The geopolitical dimension is unavoidable. The US has restricted the export of advanced chipmaking equipment to China, specifically EUV lithography tools from ASML, which means CXMT cannot manufacture the most cutting-edge memory nodes. But consumer DDR5 does not require EUV. The memory that goes into a gaming PC or a workstation can be made on older process nodes that CXMT already possesses, and at volumes that the export restrictions do not materially constrain. The irony is precise: US sanctions designed to slow China’s semiconductor industry are accelerating Chinese dominance in exactly the market segment that the sanctions do not cover.
The DDR5 price crisis is already visible in consumer hardware. The ROG NUC 16, Asus’s flagship gaming mini PC launched this week at $4,400, represents a $1,200 price increase over last year’s model, partly attributable to rising memory costs.

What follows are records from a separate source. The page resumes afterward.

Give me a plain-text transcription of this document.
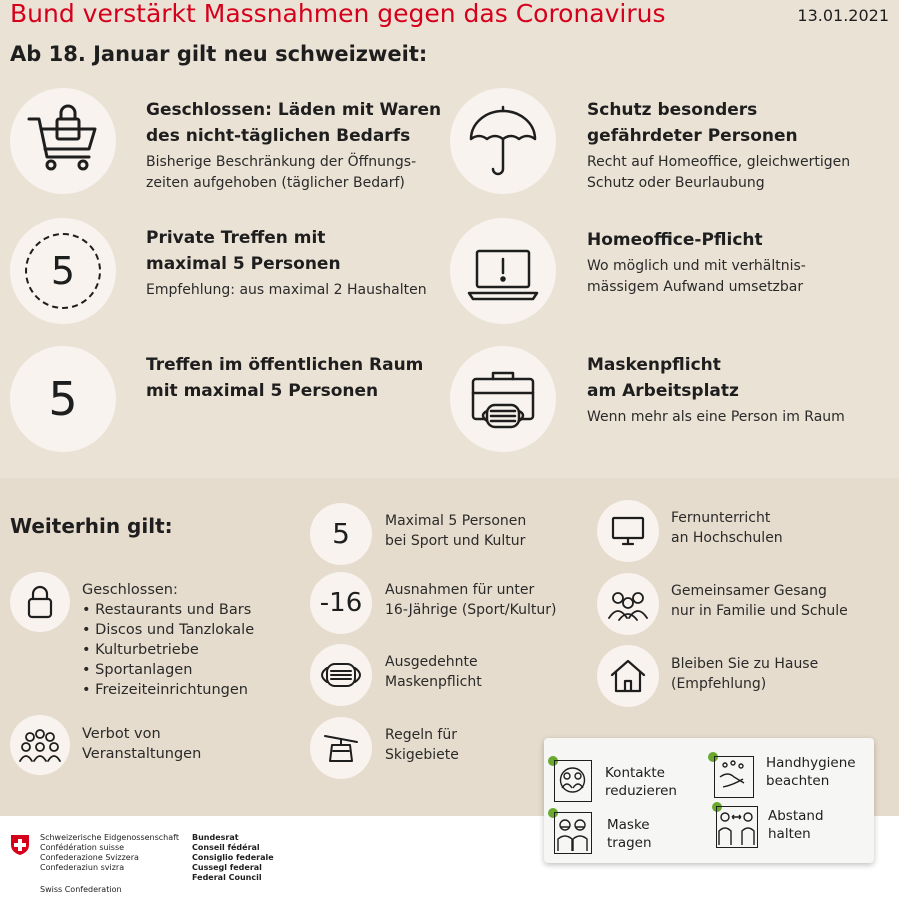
Bund verstärkt Massnahmen gegen das Coronavirus	13.01.2021
Ab 18. Januar gilt neu schweizweit:
Geschlossen: Läden mit Waren
des nicht-täglichen Bedarfs
Bisherige Beschränkung der Öffnungs-
zeiten aufgehoben (täglicher Bedarf)
5
Private Treffen mit
maximal 5 Personen
Empfehlung: aus maximal 2 Haushalten
5
Treffen im öffentlichen Raum
mit maximal 5 Personen
Schutz besonders
gefährdeter Personen
Recht auf Homeoffice, gleichwertigen
Schutz oder Beurlaubung
Homeoffice-Pflicht
Wo möglich und mit verhältnis-
mässigem Aufwand umsetzbar
Maskenpflicht
am Arbeitsplatz
Wenn mehr als eine Person im Raum
Weiterhin gilt:
Geschlossen:
• Restaurants und Bars
• Discos und Tanzlokale
• Kulturbetriebe
• Sportanlagen
• Freizeiteinrichtungen
Verbot von
Veranstaltungen
5	Maximal 5 Personen
bei Sport und Kultur
-16 Ausnahmen für unter
16-Jährige (Sport/Kultur)
Ausgedehnte
Maskenpflicht
Regeln für
Skigebiete
Fernunterricht
an Hochschulen
Gemeinsamer Gesang
nur in Familie und Schule
Bleiben Sie zu Hause
(Empfehlung)
Kontakte
reduzieren
Handhygiene
beachten
Maske
tragen
Abstand
halten
Schweizerische Eidgenossenschaft
Confédération suisse
Confederazione Svizzera
Confederaziun svizra
Swiss Confederation
Bundesrat
Conseil fédéral
Consiglio federale
Cussegl federal
Federal Council
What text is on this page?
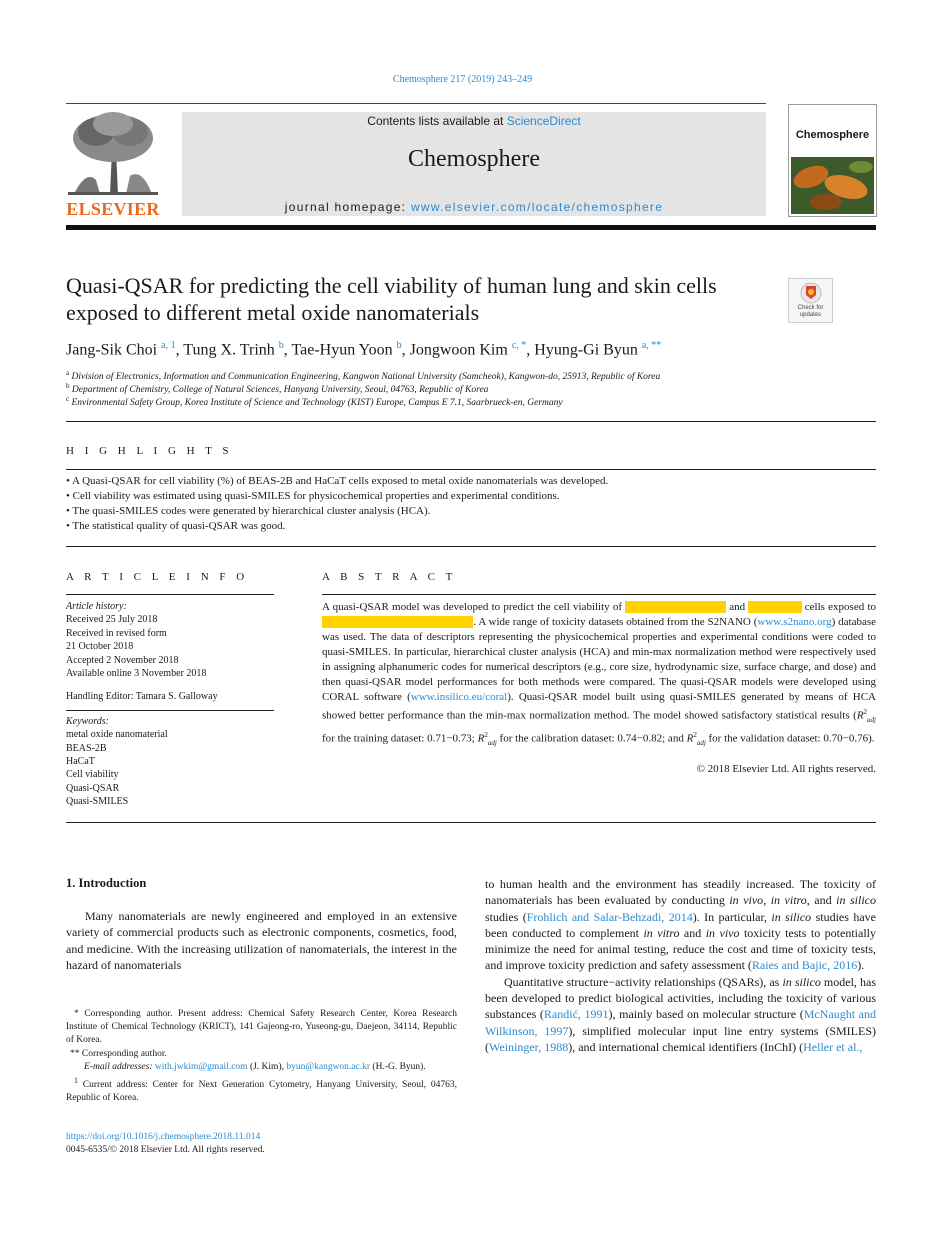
Chemosphere 217 (2019) 243–249
ELSEVIER
Contents lists available at ScienceDirect
Chemosphere
journal homepage: www.elsevier.com/locate/chemosphere
Chemosphere
Quasi-QSAR for predicting the cell viability of human lung and skin cells exposed to different metal oxide nanomaterials	Check for updates
Jang-Sik Choi $^{a, 1}$, Tung X. Trinh $^b$, Tae-Hyun Yoon $^b$, Jongwoon Kim $^{c, *}$, Hyung-Gi Byun $^{a, **}$
$^a$ Division of Electronics, Information and Communication Engineering, Kangwon National University (Samcheok), Kangwon-do, 25913, Republic of Korea
$^b$ Department of Chemistry, College of Natural Sciences, Hanyang University, Seoul, 04763, Republic of Korea
$^c$ Environmental Safety Group, Korea Institute of Science and Technology (KIST) Europe, Campus E 7.1, Saarbrueck-en, Germany
H I G H L I G H T S
• A Quasi-QSAR for cell viability (%) of BEAS-2B and HaCaT cells exposed to metal oxide nanomaterials was developed.
• Cell viability was estimated using quasi-SMILES for physicochemical properties and experimental conditions.
• The quasi-SMILES codes were generated by hierarchical cluster analysis (HCA).
• The statistical quality of quasi-QSAR was good.
A R T I C L E I N F O
Article history:
Received 25 July 2018
Received in revised form
21 October 2018
Accepted 2 November 2018
Available online 3 November 2018
Handling Editor: Tamara S. Galloway
Keywords:
metal oxide nanomaterial
BEAS-2B
HaCaT
Cell viability
Quasi-QSAR
Quasi-SMILES
A B S T R A C T
A quasi-QSAR model was developed to predict the cell viability of human lung BEAS-2B and skin HaCaT cells exposed to metal oxide nanomaterials in vitro. A wide range of toxicity datasets obtained from the S2NANO (www.s2nano.org) database was used. The data of descriptors representing the physicochemical properties and experimental conditions were coded to quasi-SMILES. In particular, hierarchical cluster analysis (HCA) and min-max normalization method were respectively used in assigning alphanumeric codes for numerical descriptors (e.g., core size, hydrodynamic size, surface charge, and dose) and then quasi-QSAR model performances for both methods were compared. The quasi-QSAR models were developed using CORAL software (www.insilico.eu/coral). Quasi-QSAR model built using quasi-SMILES generated by means of HCA showed better performance than the min-max normalization method. The model showed satisfactory statistical results ($R^2_{adj}$ for the training dataset: 0.71−0.73; $R^2_{adj}$ for the calibration dataset: 0.74−0.82; and $R^2_{adj}$ for the validation dataset: 0.70−0.76).
© 2018 Elsevier Ltd. All rights reserved.
1. Introduction
Many nanomaterials are newly engineered and employed in an extensive variety of commercial products such as electronic components, cosmetics, food, and medicine. With the increasing utilization of nanomaterials, the interest in the hazard of nanomaterials
to human health and the environment has steadily increased. The toxicity of nanomaterials has been evaluated by conducting in vivo, in vitro, and in silico studies (Frohlich and Salar-Behzadi, 2014). In particular, in silico studies have been conducted to complement in vitro and in vivo toxicity tests to potentially minimize the need for animal testing, reduce the cost and time of toxicity tests, and improve toxicity prediction and safety assessment (Raies and Bajic, 2016).
Quantitative structure−activity relationships (QSARs), as in silico model, has been developed to predict biological activities, including the toxicity of various substances (Randić, 1991), mainly based on molecular structure (McNaught and Wilkinson, 1997), simplified molecular input line entry systems (SMILES) (Weininger, 1988), and international chemical identifiers (InChI) (Heller et al.,
* Corresponding author. Present address: Chemical Safety Research Center, Korea Research Institute of Chemical Technology (KRICT), 141 Gajeong-ro, Yuseong-gu, Daejeon, 34114, Republic of Korea.
** Corresponding author.
E-mail addresses: with.jwkim@gmail.com (J. Kim), byun@kangwon.ac.kr (H.-G. Byun).
$^1$ Current address: Center for Next Generation Cytometry, Hanyang University, Seoul, 04763, Republic of Korea.
https://doi.org/10.1016/j.chemosphere.2018.11.014
0045-6535/© 2018 Elsevier Ltd. All rights reserved.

PC builders who have been waiting for prices to normalise will need to wait longer, likely until the second half of 2027, according to the former Samsung executive’s timeline. But the Corsair-CXMT module is the first tangible sign that the supply chain is diversifying, and that Chinese memory is no longer a hypothetical alternative but a product sitting inside retail kits from one of the world’s biggest component brands.